For what primes $p$ is $ (x + y)^{13} \equiv x^{13} + y^{13} \pmod{p}$, $\forall x,y \in \mathbb{Z}_p$?
If it must hold for every $x,y\in\mathbb Z_p$ then in particular it must hold for $x=y=1$, and this is only true if $p\mid 2^{13}-2=8190$. So $p\in \{2,3,5,7,13\}$ and you can check these by trying all possible $x,y$.

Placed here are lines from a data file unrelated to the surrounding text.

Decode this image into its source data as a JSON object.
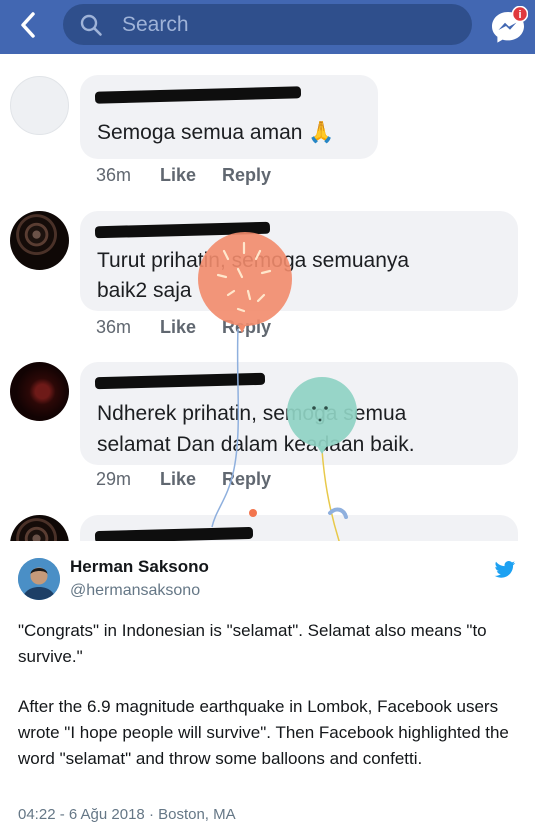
{
  "app_bar": {
    "search_placeholder": "Search",
    "icons": {
      "back": "back-arrow-icon",
      "search": "search-icon",
      "messenger": "messenger-icon"
    },
    "colors": {
      "bar": "#4267b2",
      "search_field": "#2f4f8c"
    }
  },
  "comments": [
    {
      "text_lines": [
        "Semoga semua aman 🙏"
      ],
      "time": "36m",
      "like": "Like",
      "reply": "Reply",
      "avatar": "blank"
    },
    {
      "text_lines": [
        "Turut prihatin, semoga semuanya",
        "baik2 saja"
      ],
      "time": "36m",
      "like": "Like",
      "reply": "Reply",
      "avatar": "dark"
    },
    {
      "text_lines": [
        "Ndherek prihatin, semoga semua",
        "selamat Dan dalam keadaan baik."
      ],
      "time": "29m",
      "like": "Like",
      "reply": "Reply",
      "avatar": "red"
    }
  ],
  "decorations": [
    "orange-balloon",
    "teal-balloon",
    "confetti"
  ],
  "tweet": {
    "name": "Herman Saksono",
    "handle": "@hermansaksono",
    "paragraphs": [
      "\"Congrats\" in Indonesian is \"selamat\". Selamat also means \"to survive.\"",
      "After the 6.9 magnitude earthquake in Lombok, Facebook users wrote \"I hope people will survive\". Then Facebook highlighted the word \"selamat\" and throw some balloons and confetti."
    ],
    "timestamp": "04:22 - 6 Ağu 2018 · Boston, MA",
    "brand_color": "#1da1f2"
  }
}
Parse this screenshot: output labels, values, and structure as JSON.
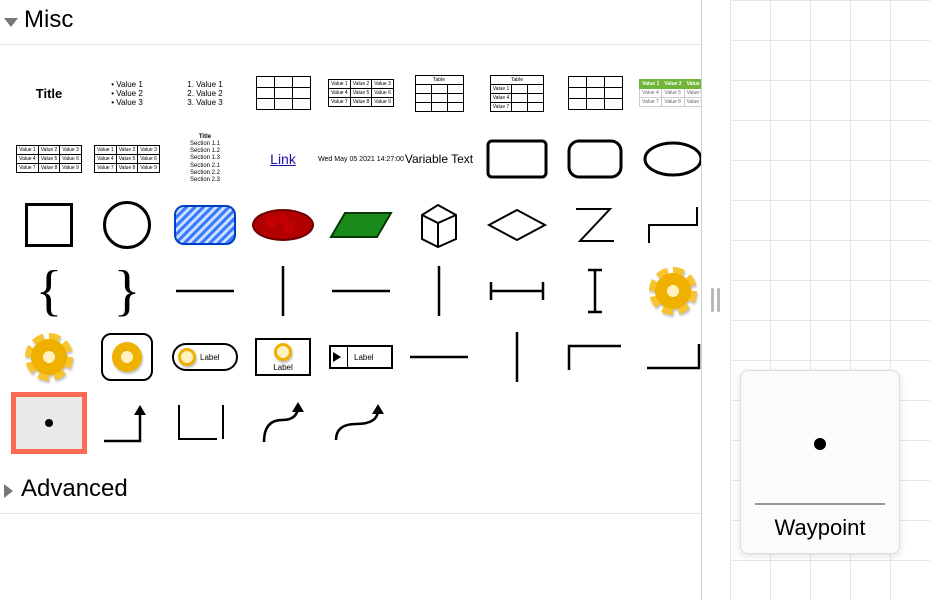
{
  "sections": {
    "misc": {
      "title": "Misc",
      "expanded": true
    },
    "advanced": {
      "title": "Advanced",
      "expanded": false
    }
  },
  "tooltip": {
    "label": "Waypoint"
  },
  "shapes": {
    "title_text": "Title",
    "bullet_values": [
      "Value 1",
      "Value 2",
      "Value 3"
    ],
    "numbered_values": [
      "1. Value 1",
      "2. Value 2",
      "3. Value 3"
    ],
    "link_text": "Link",
    "timestamp_text": "Wed May 05 2021 14:27:00",
    "variable_text": "Variable Text",
    "label_text": "Label",
    "table_text_cells": [
      [
        "Value 1",
        "Value 2",
        "Value 3"
      ],
      [
        "Value 4",
        "Value 5",
        "Value 6"
      ],
      [
        "Value 7",
        "Value 8",
        "Value 9"
      ]
    ],
    "table_header": "Table",
    "section_list": {
      "title": "Title",
      "items": [
        "Section 1.1",
        "Section 1.2",
        "Section 1.3",
        "Section 2.1",
        "Section 2.2",
        "Section 2.3"
      ]
    }
  },
  "selected_shape": "waypoint"
}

If you take $x=y=1$, then the congruence implies that $$2^{13}\equiv 2\pmod{p}$$
If you take $x=2, y=1$, then the congruence implies that $$3^{13}\equiv 2^{13}+1\equiv 3\pmod{p}$$
Continuing in this way, we find that, for all $0\le k<p$, $$k^{13}\equiv k\pmod{p}$$
In particular, the polynomial $x^{13}-x$ has $p$ roots modulo $p$. We factor $$x^{13}-x=x(x-1)(x^2+x+1)(x+1)(x^2-x+1)(x^2+1)(x^4-x^2+1)$$ This needs to have $p$ linear factors for any $p$ that works. We see immediately $p=2, 3$ work. Also, $p=13$ is the maximum possible $p$ that could work (and must, by Fermat's little theorem). For $p$ between $5,13$, we simply check to see if it has $p$ distinct roots.
Followup: $p=2,3,5,7,13$ work; $p=11$ does not. This is easily computed with alpha.